In the UK and common law countries the legal test for decision-making capacity is not the test outlined by Zhong et al.1 That test is derived from literature that emanates from the USA.
In common law jurisdictions, adults are presumed to have decision-making capacity, but this presumption can be rebutted for particular decisions if the person has some impairment or disturbance of mental functioning that renders him or her either: unable to comprehend and retain the information that is material to the decision, or; unable to use and weigh the information as part of the process of making the decision.2 This common law test was codified into the Mental Capacity Act 2005 (UK) s3(1).

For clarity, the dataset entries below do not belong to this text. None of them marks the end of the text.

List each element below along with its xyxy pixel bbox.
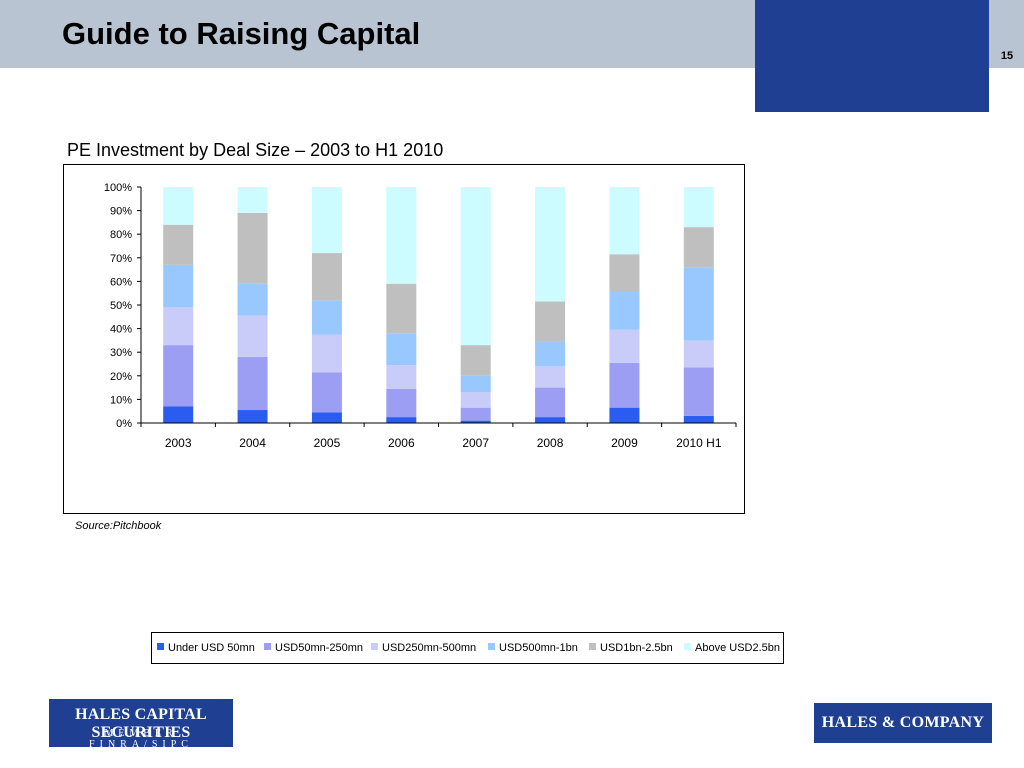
bar-2004-series-0 bbox=[237, 410, 268, 423]
y-tick-label: 30% bbox=[110, 347, 132, 359]
legend-item: Above USD2.5bn bbox=[684, 642, 780, 654]
legend-swatch bbox=[157, 643, 164, 650]
chart-plot: 2003 2004 2005 2006 2007 2008 2009 2010 H1 0% 10%… bbox=[104, 182, 737, 450]
legend-swatch bbox=[264, 643, 271, 650]
hales-and-company-logo: HALES & COMPANY bbox=[814, 703, 992, 743]
y-tick-label: 20% bbox=[110, 371, 132, 383]
bar-2010-H1-series-4 bbox=[683, 227, 714, 268]
bar-2009-series-2 bbox=[609, 329, 640, 363]
bar-2004-series-5 bbox=[237, 187, 268, 213]
y-tick-label: 70% bbox=[110, 253, 132, 265]
x-tick-label: 2004 bbox=[239, 436, 266, 450]
x-tick-label: 2010 H1 bbox=[676, 436, 722, 450]
bar-2005-series-0 bbox=[311, 412, 342, 423]
bar-2008-series-5 bbox=[535, 187, 566, 302]
bars-group bbox=[163, 187, 714, 423]
legend-item: USD500mn-1bn bbox=[488, 642, 578, 654]
bar-2003-series-3 bbox=[163, 264, 194, 308]
bar-2003-series-0 bbox=[163, 406, 194, 423]
legend-swatch bbox=[371, 643, 378, 650]
chart-legend: Under USD 50mn USD50mn-250mn USD250mn-500m… bbox=[151, 632, 784, 664]
bar-2008-series-2 bbox=[535, 366, 566, 388]
bar-2007-series-2 bbox=[460, 392, 491, 408]
chart-frame: 2003 2004 2005 2006 2007 2008 2009 2010 H1 0% 10%… bbox=[63, 164, 784, 664]
bar-2007-series-3 bbox=[460, 375, 491, 393]
legend-label: USD250mn-500mn bbox=[382, 642, 477, 654]
legend-label: USD500mn-1bn bbox=[499, 642, 578, 654]
x-tick-label: 2006 bbox=[388, 436, 415, 450]
bar-2006-series-3 bbox=[386, 333, 417, 366]
bar-2010-H1-series-2 bbox=[683, 340, 714, 368]
chart-title: PE Investment by Deal Size – 2003 to H1 … bbox=[67, 140, 444, 160]
bar-2004-series-4 bbox=[237, 212, 268, 284]
bar-2008-series-1 bbox=[535, 387, 566, 418]
legend-item: USD250mn-500mn bbox=[371, 642, 476, 654]
legend-swatch bbox=[589, 643, 596, 650]
legend-item: Under USD 50mn bbox=[157, 642, 255, 654]
bar-2007-series-5 bbox=[460, 187, 491, 346]
y-tick-label: 10% bbox=[110, 394, 132, 406]
y-tick-label: 80% bbox=[110, 229, 132, 241]
legend-item: USD50mn-250mn bbox=[264, 642, 363, 654]
bar-2008-series-3 bbox=[535, 341, 566, 367]
x-tick-label: 2003 bbox=[165, 436, 192, 450]
bar-2004-series-3 bbox=[237, 283, 268, 316]
hales-capital-securities-logo: HALES CAPITAL SECURITIES MEMBER FINRA/SI… bbox=[49, 699, 233, 750]
logo-left-name: HALES CAPITAL SECURITIES bbox=[75, 706, 207, 741]
bar-2008-series-0 bbox=[535, 417, 566, 423]
bar-2007-series-0 bbox=[460, 420, 491, 423]
bar-2010-H1-series-5 bbox=[683, 187, 714, 228]
x-tick-label: 2009 bbox=[611, 436, 638, 450]
bar-2009-series-5 bbox=[609, 187, 640, 255]
bar-2004-series-1 bbox=[237, 356, 268, 411]
header-accent-block bbox=[755, 0, 989, 112]
x-tick-label: 2005 bbox=[314, 436, 341, 450]
source-note: Source:Pitchbook bbox=[75, 520, 162, 532]
x-tick-label: 2007 bbox=[462, 436, 489, 450]
legend-swatch bbox=[488, 643, 495, 650]
bar-2003-series-4 bbox=[163, 224, 194, 265]
bar-2005-series-5 bbox=[311, 187, 342, 254]
y-tick-label: 60% bbox=[110, 276, 132, 288]
bar-2003-series-1 bbox=[163, 345, 194, 407]
bar-2006-series-2 bbox=[386, 365, 417, 389]
x-tick-label: 2008 bbox=[537, 436, 564, 450]
bar-2006-series-4 bbox=[386, 283, 417, 334]
bar-2004-series-2 bbox=[237, 315, 268, 357]
logo-left-tagline: MEMBER FINRA/SIPC bbox=[89, 728, 193, 750]
bar-2005-series-2 bbox=[311, 334, 342, 373]
bar-2005-series-4 bbox=[311, 253, 342, 301]
bar-2005-series-1 bbox=[311, 372, 342, 413]
bar-2009-series-1 bbox=[609, 362, 640, 408]
legend-item: USD1bn-2.5bn bbox=[589, 642, 673, 654]
y-tick-label: 0% bbox=[116, 418, 132, 430]
bar-2010-H1-series-3 bbox=[683, 267, 714, 341]
bar-2005-series-3 bbox=[311, 300, 342, 335]
legend-label: Under USD 50mn bbox=[168, 642, 255, 654]
axes-group: 2003 2004 2005 2006 2007 2008 2009 2010 H1 0% 10%… bbox=[104, 182, 737, 450]
bar-2003-series-5 bbox=[163, 187, 194, 225]
page-number: 15 bbox=[1000, 50, 1014, 62]
bar-2007-series-1 bbox=[460, 407, 491, 421]
y-tick-label: 40% bbox=[110, 324, 132, 336]
y-tick-label: 100% bbox=[104, 182, 132, 194]
bar-2006-series-0 bbox=[386, 417, 417, 423]
bar-2009-series-3 bbox=[609, 292, 640, 330]
bar-2003-series-2 bbox=[163, 307, 194, 346]
bar-2009-series-4 bbox=[609, 254, 640, 293]
bar-2007-series-4 bbox=[460, 345, 491, 376]
bar-2010-H1-series-1 bbox=[683, 367, 714, 416]
legend-swatch bbox=[684, 643, 691, 650]
page-title: Guide to Raising Capital bbox=[62, 16, 421, 51]
bar-2006-series-1 bbox=[386, 388, 417, 418]
bar-2010-H1-series-0 bbox=[683, 415, 714, 423]
legend-label: USD50mn-250mn bbox=[275, 642, 364, 654]
bar-2008-series-4 bbox=[535, 301, 566, 342]
legend-label: Above USD2.5bn bbox=[695, 642, 780, 654]
y-tick-label: 50% bbox=[110, 300, 132, 312]
y-tick-label: 90% bbox=[110, 206, 132, 218]
bar-2006-series-5 bbox=[386, 187, 417, 284]
bar-2009-series-0 bbox=[609, 407, 640, 423]
legend-label: USD1bn-2.5bn bbox=[600, 642, 673, 654]
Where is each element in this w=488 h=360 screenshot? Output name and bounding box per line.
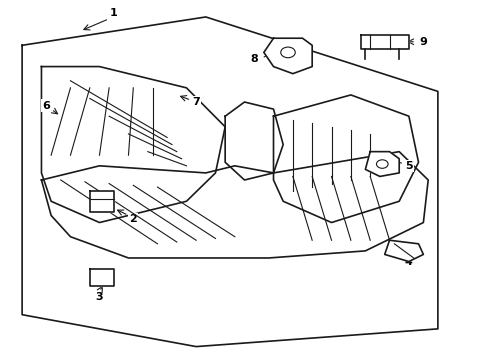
Polygon shape: [90, 269, 114, 286]
Text: 4: 4: [404, 257, 412, 266]
Text: 7: 7: [192, 97, 200, 107]
Polygon shape: [41, 67, 224, 222]
Polygon shape: [264, 38, 311, 74]
Text: 1: 1: [110, 8, 118, 18]
Polygon shape: [365, 152, 398, 176]
Text: 3: 3: [96, 292, 103, 302]
Text: 6: 6: [42, 100, 50, 111]
Polygon shape: [360, 35, 408, 49]
Text: 9: 9: [419, 37, 427, 47]
Polygon shape: [41, 152, 427, 258]
Polygon shape: [90, 191, 114, 212]
Polygon shape: [384, 240, 423, 261]
Circle shape: [280, 47, 295, 58]
Text: 2: 2: [129, 214, 137, 224]
Polygon shape: [224, 102, 283, 180]
Polygon shape: [273, 95, 418, 222]
Text: 8: 8: [250, 54, 258, 64]
Text: 5: 5: [404, 161, 412, 171]
Circle shape: [376, 160, 387, 168]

Contrary to Zhong et al’s rendering, the common law test does not incorporate an ability to ‘appreciate’ information. Indeed ‘appreciation’ was specifically rejected by the UK Law Reform Commission.3 To the extent that appreciation might be relevant it should be considered as part of the ability to comprehend. The ‘use and weigh’ arm of the common law test does not require that information be ‘rationally manipulate[d]’.1 A competent person must have their decision respected even if his or her reasons are ‘irrational’.2, 4 Choices need not be ‘consistent’ over time, although if a person were to constantly change his or her mind that might be reason to question the usual presumption of decision-making capacity.2, 5 The bar for decisional ability does not rise as the risk of harm or complexity of the decision rises – it remains as described in the second paragraph above. However: as the risk increases, the more we should be concerned that the person has capacity, and; as the complexity increases, the more difficult it will be to attain the understanding of the relevant information required to demonstrate capacity.5
It is also worth highlighting that although the USA has not ratified the United Nations Convention on the Rights of Persons with Disabilities, almost all other countries, including the UK, have. Article 12 of the Convention places a duty on those who are assessing capacity to assist the person as much as possible to attain that capacity. This changes the process from one of objectively assessing the patient's abilities to one that determines whether the assessor can assist the patient to achieve those abilities.